Jhpiego is supported by a list of organisations that include Usaid, Johnson & Jonhson, Bill and Melinda Gates Foundation, Unitaid, among others, that fund various projects.

“The fact that we are donor-funded means we are project-based. And projects come and go. If you’re finishing a project, it means you are letting go of staff,” he says, noting that managing the human resource under him is always an acid test as some people may feel aggrieved.

“Human resource management has to be in line with the labour laws. And all other operations have to be in line with the laws of the land,” says Dr Mutwiwa.

He is a single father of three children aged between 21 and 15. On Sundays, he likes sharing a meal with the family. And when he has time on his hands, he engages in long drives to clear his mind.

“Driving long-distance gives me a way to relax. Getting out there at the village gives me an opportunity to interact with nature and just sit there and look at stuff and come back to Nairobi totally energised and refreshed,” he says.

An ardent fan of English Premier League side Arsenal, Dr Mutwiwa is a firm believer in mentality and how it affects athletes.

“A lot of times, it’s your mental status that determines whether you win or not,” he says, noting that mentality is often the determiner of how the table settles at the end of a season.

“[The final games of the season] are now a mind game. It’s not technical. All the guys are technically good. But it’s the stamina of your mind,” he says.

He is also a financier of Wembe Queens, a girls’ football team that has surprised many by its achievements, having four of its players recently selected to the Makueni County team that carried the trophy earlier in May after beating Siaya County 5-0 in the women’s final of the Kenya Youth Inter County Sports Association Games.
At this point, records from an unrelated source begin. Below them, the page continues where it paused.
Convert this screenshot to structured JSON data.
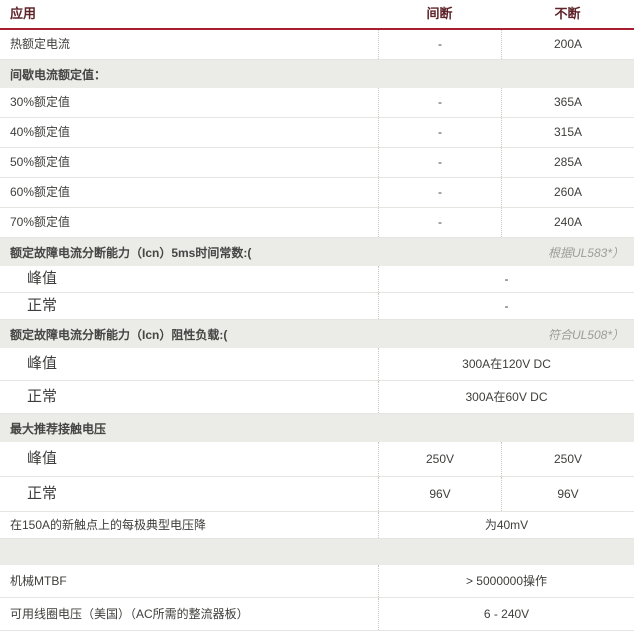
{
  "table": {
    "header": {
      "col1": "应用",
      "col2": "间断",
      "col3": "不断"
    },
    "rows": [
      {
        "type": "data",
        "label": "热额定电流",
        "intermittent": "-",
        "continuous": "200A"
      },
      {
        "type": "section",
        "label": "间歇电流额定值：",
        "note": ""
      },
      {
        "type": "data",
        "label": "30%额定值",
        "intermittent": "-",
        "continuous": "365A"
      },
      {
        "type": "data",
        "label": "40%额定值",
        "intermittent": "-",
        "continuous": "315A"
      },
      {
        "type": "data",
        "label": "50%额定值",
        "intermittent": "-",
        "continuous": "285A"
      },
      {
        "type": "data",
        "label": "60%额定值",
        "intermittent": "-",
        "continuous": "260A"
      },
      {
        "type": "data",
        "label": "70%额定值",
        "intermittent": "-",
        "continuous": "240A"
      },
      {
        "type": "section",
        "label": "额定故障电流分断能力（Icn）5ms时间常数:(",
        "note": "根据UL583*）"
      },
      {
        "type": "sub",
        "label": "峰值",
        "value": "-"
      },
      {
        "type": "sub",
        "label": "正常",
        "value": "-"
      },
      {
        "type": "section",
        "label": "额定故障电流分断能力（Icn）阻性负载:(",
        "note": "符合UL508*）"
      },
      {
        "type": "sub",
        "label": "峰值",
        "value": "300A在120V DC"
      },
      {
        "type": "sub",
        "label": "正常",
        "value": "300A在60V DC"
      },
      {
        "type": "section",
        "label": "最大推荐接触电压",
        "note": ""
      },
      {
        "type": "sub2",
        "label": "峰值",
        "intermittent": "250V",
        "continuous": "250V"
      },
      {
        "type": "sub2",
        "label": "正常",
        "intermittent": "96V",
        "continuous": "96V"
      },
      {
        "type": "merged",
        "label": "在150A的新触点上的每极典型电压降",
        "value": "为40mV"
      },
      {
        "type": "spacer",
        "label": ""
      },
      {
        "type": "merged",
        "label": "机械MTBF",
        "value": "> 5000000操作"
      },
      {
        "type": "merged",
        "label": "可用线圈电压（美国）（AC所需的整流器板）",
        "value": "6 - 240V"
      }
    ],
    "colors": {
      "accent_rule": "#a81d2f",
      "header_text": "#5e2429",
      "section_background": "#ebebe8",
      "note_text": "#9c9c99",
      "body_text": "#3e3e3c"
    }
  }
}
“All the five goals were scored by one girl from the village. So, I’m very proud,” he says.

As a parting shot, he believes more can be done to ensure Kenyan women get attended to during their pregnancy.

“What if we can get to a situation where a woman is able to know they are pregnant the day they get pregnant and the same day they get linked to the health system?” he wonders.

“Whether that will take totally reorganising the health system; whether it will take more use of technology, it’s something that I believe is possible. If today we have our phones in our pockets, I don’t think there is any limit,” adds Dr Mutwiwa.